Atualizado: 4 de set. de 2023

Por MARina T. Botana


Historicamente observamos que as grandes crises da humanidade foram comumente geradas por escassez (falta de água, falta de comida, falta de recursos energéticos). Porém, hoje em pleno ano 2020, presenciamos uma crise provocada por excessos e pela disparidade da relação do ser humano com os seus semelhantes na vida em sociedade e também com a natureza. Excesso de exploração de recursos, excesso de consumo, excesso de lixo, excesso de poluição e egoísmo...


Ilustração por Yonara Garcia.


A pandemia da COVID-19 pegou todo mundo de surpresa. Do dia para a noite os cuidados com higiene e limpeza tiveram que ser redobrados. O uso de produtos descartáveis, em sua grande maioria feitos de plástico, como máscaras e luvas cresceu. Imensuráveis foram os investimentos feitos no início da cadeia produtiva destes insumos, afinal as novas necessidades eram urgências sanitárias e humanitárias. Sabemos da importância desses produtos na contenção do coronavírus, porém, nada se fez para melhorar a destinação final de todo esse novo lixo produzido. Infelizmente, não só no Brasil, mas também em outros lugares do mundo observamos a ausência ou extrema ineficiência nas políticas públicas de manejo e descarte de resíduos sólidos comuns e hospitalares. Este problema assombra o oceano já há muitas décadas, pois o destino final da maioria do nosso lixo, seja de maneira direta ou indireta, acaba sendo o mar. Os equipamentos de proteção individual (EPIs) descartados nos últimos meses estão obedecendo a regra: praias, baías, recifes, todos cada vez mais repletos de máscaras, luvas e outros objetos descartáveis, tudo feito de plástico.

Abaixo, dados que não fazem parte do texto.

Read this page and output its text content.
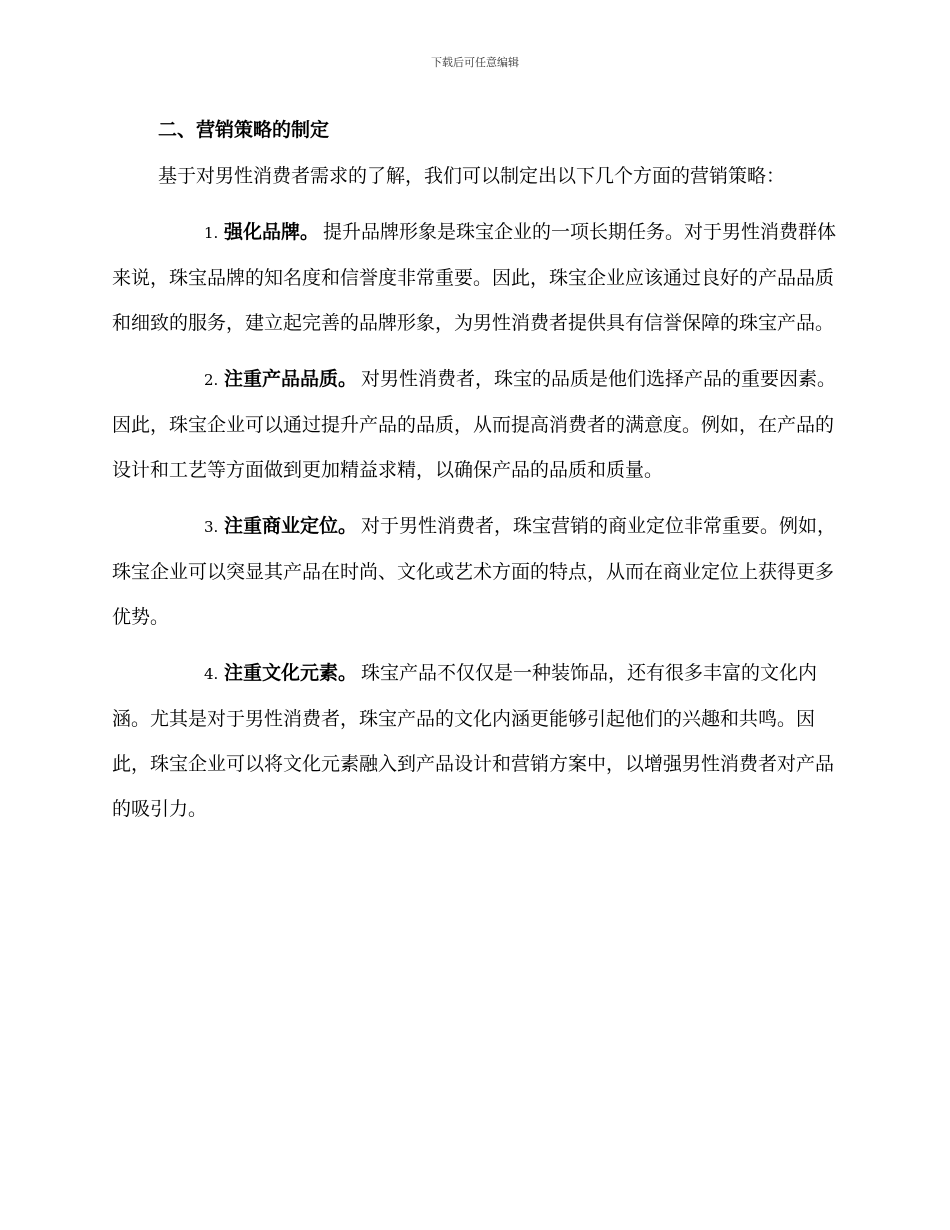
下载后可任意编辑
二、营销策略的制定

基于对男性消费者需求的了解，我们可以制定出以下几个方面的营销策略：

1. 强化品牌。 提升品牌形象是珠宝企业的一项长期任务。对于男性消费群体来说，珠宝品牌的知名度和信誉度非常重要。因此，珠宝企业应该通过良好的产品品质和细致的服务，建立起完善的品牌形象，为男性消费者提供具有信誉保障的珠宝产品。

2. 注重产品品质。 对男性消费者，珠宝的品质是他们选择产品的重要因素。因此，珠宝企业可以通过提升产品的品质，从而提高消费者的满意度。例如，在产品的设计和工艺等方面做到更加精益求精，以确保产品的品质和质量。

3. 注重商业定位。 对于男性消费者，珠宝营销的商业定位非常重要。例如，珠宝企业可以突显其产品在时尚、文化或艺术方面的特点，从而在商业定位上获得更多优势。

4. 注重文化元素。 珠宝产品不仅仅是一种装饰品，还有很多丰富的文化内涵。尤其是对于男性消费者，珠宝产品的文化内涵更能够引起他们的兴趣和共鸣。因此，珠宝企业可以将文化元素融入到产品设计和营销方案中，以增强男性消费者对产品的吸引力。
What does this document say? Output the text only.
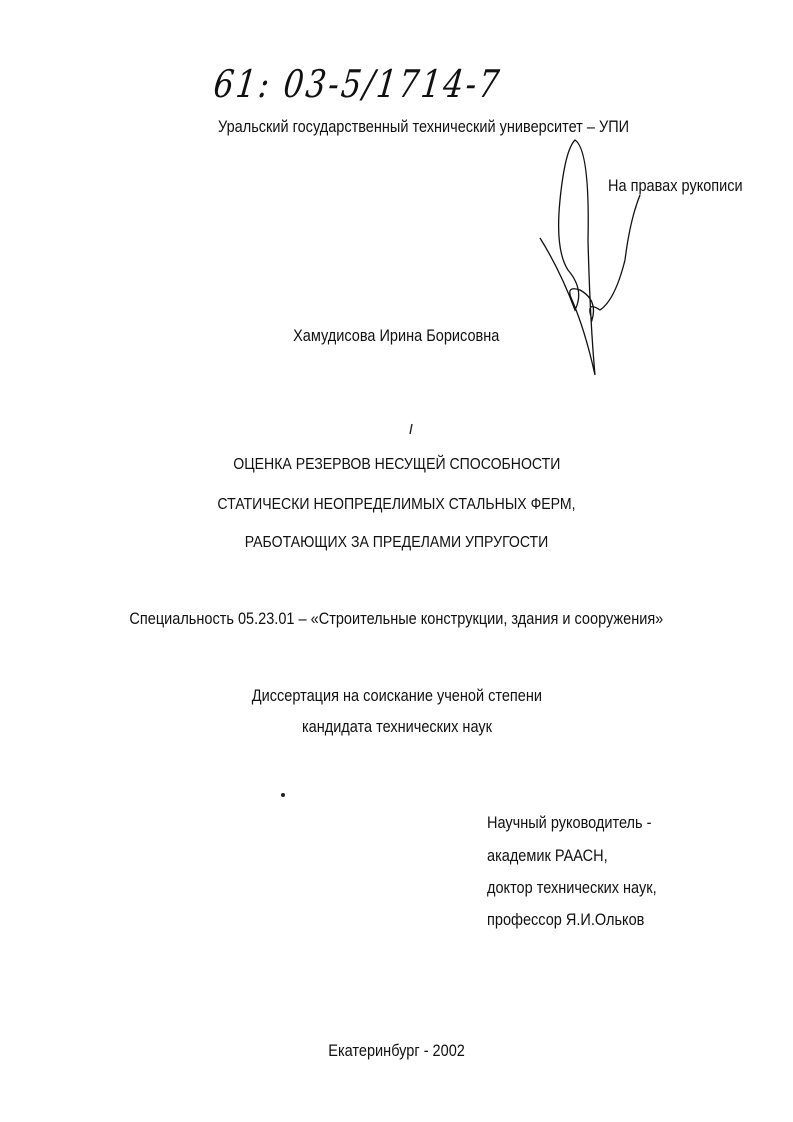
61: 03-5/1714-7
Уральский государственный технический университет – УПИ
На правах рукописи
Хамудисова Ирина Борисовна
ОЦЕНКА РЕЗЕРВОВ НЕСУЩЕЙ СПОСОБНОСТИ
СТАТИЧЕСКИ НЕОПРЕДЕЛИМЫХ СТАЛЬНЫХ ФЕРМ,
РАБОТАЮЩИХ ЗА ПРЕДЕЛАМИ УПРУГОСТИ
Специальность 05.23.01 – «Строительные конструкции, здания и сооружения»
Диссертация на соискание ученой степени
кандидата технических наук
Научный руководитель -
академик РААСН,
доктор технических наук,
профессор Я.И.Ольков
Екатеринбург - 2002
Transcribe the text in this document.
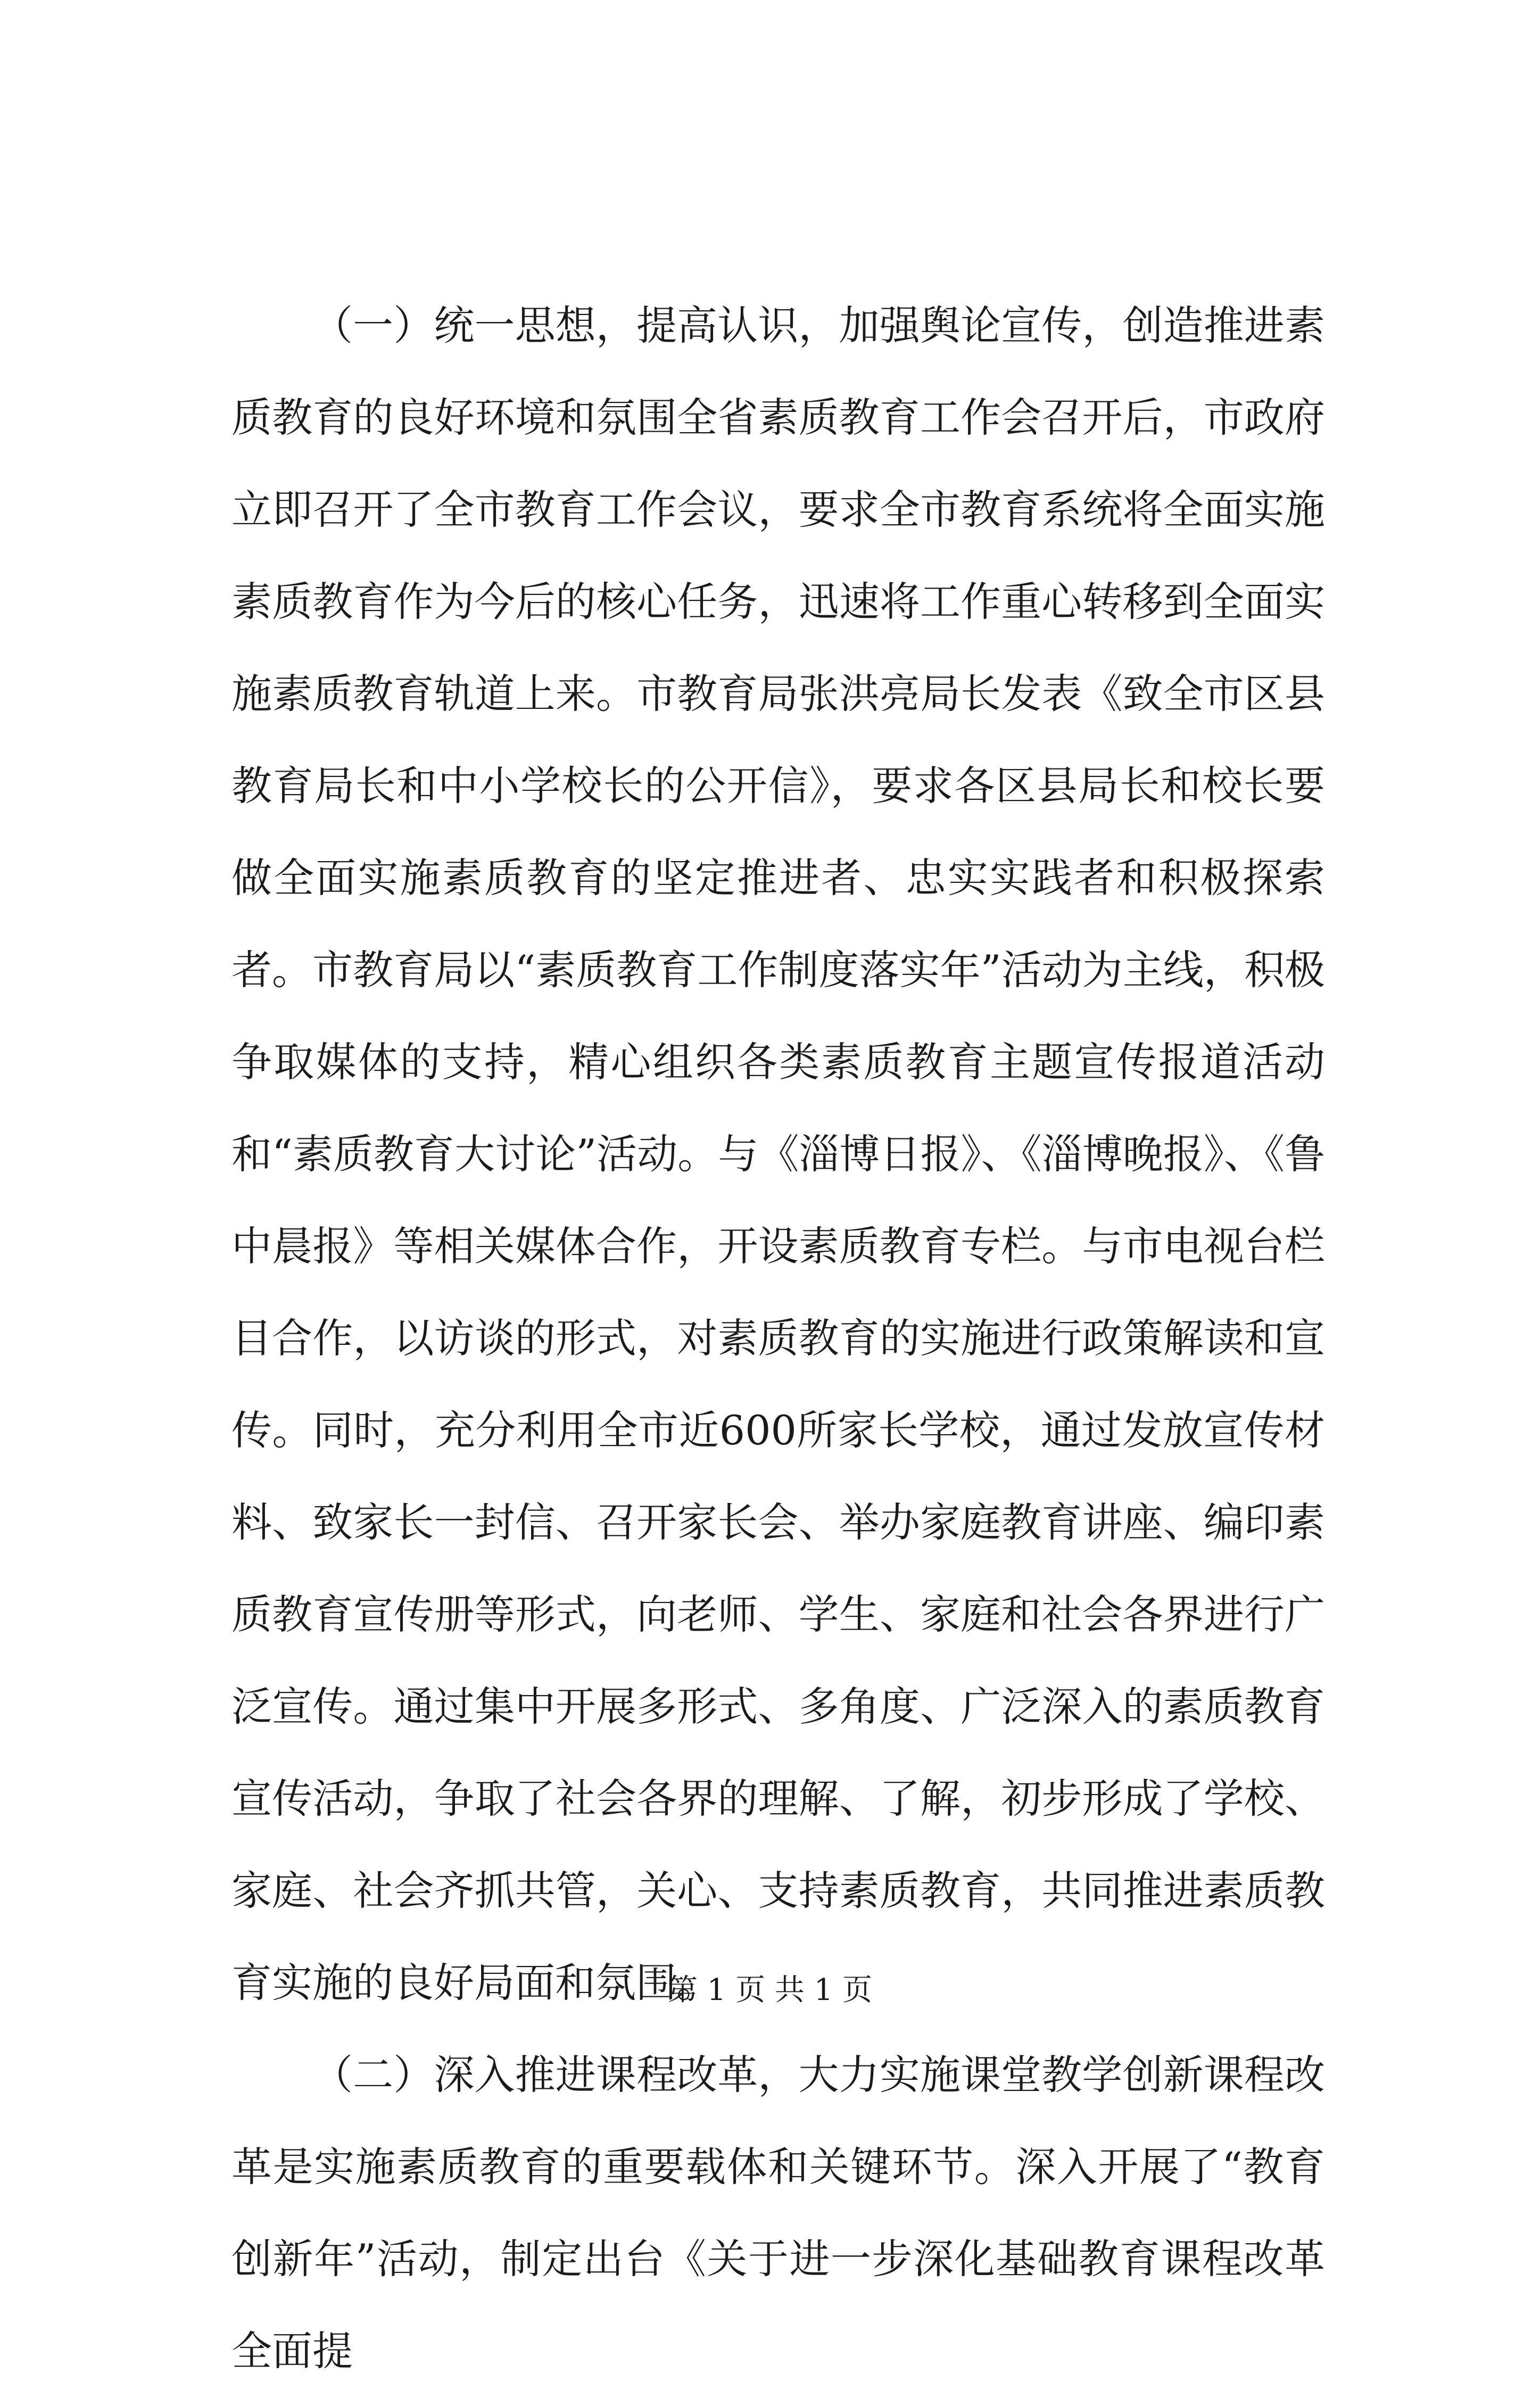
（一）统一思想，提高认识，加强舆论宣传，创造推进素质教育的良好环境和氛围全省素质教育工作会召开后，市政府立即召开了全市教育工作会议，要求全市教育系统将全面实施素质教育作为今后的核心任务，迅速将工作重心转移到全面实施素质教育轨道上来。市教育局张洪亮局长发表《致全市区县教育局长和中小学校长的公开信》，要求各区县局长和校长要做全面实施素质教育的坚定推进者、忠实实践者和积极探索者。市教育局以“素质教育工作制度落实年”活动为主线，积极争取媒体的支持，精心组织各类素质教育主题宣传报道活动和“素质教育大讨论”活动。与《淄博日报》、《淄博晚报》、《鲁中晨报》等相关媒体合作，开设素质教育专栏。与市电视台栏目合作，以访谈的形式，对素质教育的实施进行政策解读和宣传。同时，充分利用全市近600所家长学校，通过发放宣传材料、致家长一封信、召开家长会、举办家庭教育讲座、编印素质教育宣传册等形式，向老师、学生、家庭和社会各界进行广泛宣传。通过集中开展多形式、多角度、广泛深入的素质教育宣传活动，争取了社会各界的理解、了解，初步形成了学校、家庭、社会齐抓共管，关心、支持素质教育，共同推进素质教育实施的良好局面和氛围。

（二）深入推进课程改革，大力实施课堂教学创新课程改革是实施素质教育的重要载体和关键环节。深入开展了“教育创新年”活动，制定出台《关于进一步深化基础教育课程改革全面提

第 1 页 共 1 页
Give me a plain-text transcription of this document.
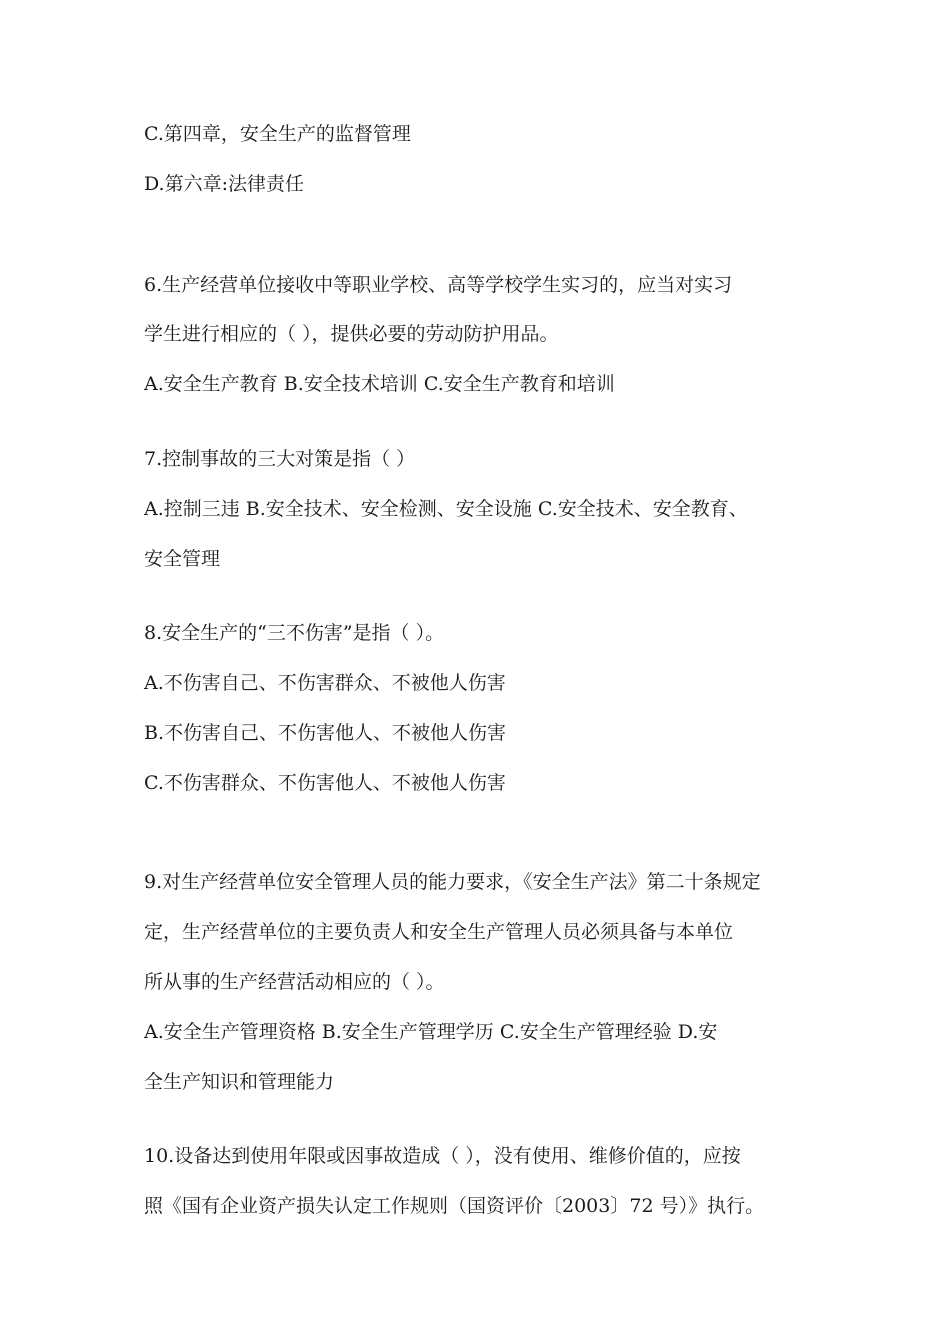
C.第四章，安全生产的监督管理
D.第六章:法律责任
6.生产经营单位接收中等职业学校、高等学校学生实习的，应当对实习
学生进行相应的（ ），提供必要的劳动防护用品。
A.安全生产教育 B.安全技术培训 C.安全生产教育和培训
7.控制事故的三大对策是指（ ）
A.控制三违 B.安全技术、安全检测、安全设施 C.安全技术、安全教育、
安全管理
8.安全生产的“三不伤害”是指（ ）。
A.不伤害自己、不伤害群众、不被他人伤害
B.不伤害自己、不伤害他人、不被他人伤害
C.不伤害群众、不伤害他人、不被他人伤害
9.对生产经营单位安全管理人员的能力要求，《安全生产法》第二十条规定
定，生产经营单位的主要负责人和安全生产管理人员必须具备与本单位
所从事的生产经营活动相应的（ ）。
A.安全生产管理资格 B.安全生产管理学历 C.安全生产管理经验 D.安
全生产知识和管理能力
10.设备达到使用年限或因事故造成（ ），没有使用、维修价值的，应按
照《国有企业资产损失认定工作规则（国资评价〔2003〕72 号）》执行。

Luva e máscara encontradas no litoral de Santa Catarina, Brasil. (Foto por Gerson Fernandino com licença CC-AS-BY 4.0.).


A diminuição na demanda por óleo e gás durante a pandemia reduziu as taxas de reciclagem globais e, a produção de novos plásticos ficou ainda mais barata do que comprar os produtos reciclados. As próprias empresas de óleo e gás divulgaram uma nota dizendo que a produção de plásticos poderia ser a salvação para manter os lucros e compensar as perdas geradas pela diminuição da demanda de combustíveis (Fonte: OilPrice.com). Um estudo lançado em junho deste ano estimou que desde março 129 bilhões de máscaras e 65 bilhões de luvas estejam sendo descartadas no oceano todos os meses. Quando pensamos nas quantidades totais de plástico então, este número é ainda mais absurdo: 8 milhões de toneladas por dia, o equivalente a despejar um caminhão cheio de lixo por minuto, todos os dias! Dá pra imaginar? Em Singapura, desde o início da pandemia 1.400 toneladas de plástico adicionais provenientes somente das entregas de comida por delivery são despejadas nos oceanos todas as semanas. Esta quantidade absurda de lixo foi produzida pelos seus 5.7 milhões de residentes. No Brasil, essas informações sequer foram estimadas. Se fizermos uma estimativa proporcional à quantidade de pessoas considerando que os hábitos de consumo nas grandes metrópoles tendem a ser semelhantes, só em São Paulo com 44 milhões de habitantes podemos estar produzindo por volta de 11 mil toneladas extras de lixo plástico todas as semanas! A falta de políticas públicas de monitoramento dificulta o levantamento dos dados. Pouco podemos falar sobre aquilo que não sabemos. Como podemos convencer os outros a preservar o que não se conhece? Felizmente, instituições não governamentais têm feito a divulgação do que vem acontecendo no litoral do sudeste nos últimos meses. O Instituto Mar Urbano, que faz o monitoramento da baía de Guanabara no Rio de Janeiro revelou imagens impactantes mostrando quantidades absurda de EPIs flutuando na baía. Em São Paulo, o Instituto Argonauta encontrou um pinguim de Magalhães morto com uma máscara N-95 em seu estômago e ressaltou que a morte do animal foi atrelada à ingestão acidental do EPI. Outra preocupação sobre a interação de máscaras e organismos marinhos e costeiros é o perigo de emaranhamento. Como mostrado pela ONG Australian Seabird Rescue, a simples ação de cortar as tiras das máscaras antes de descartá-las pode evitar mortes.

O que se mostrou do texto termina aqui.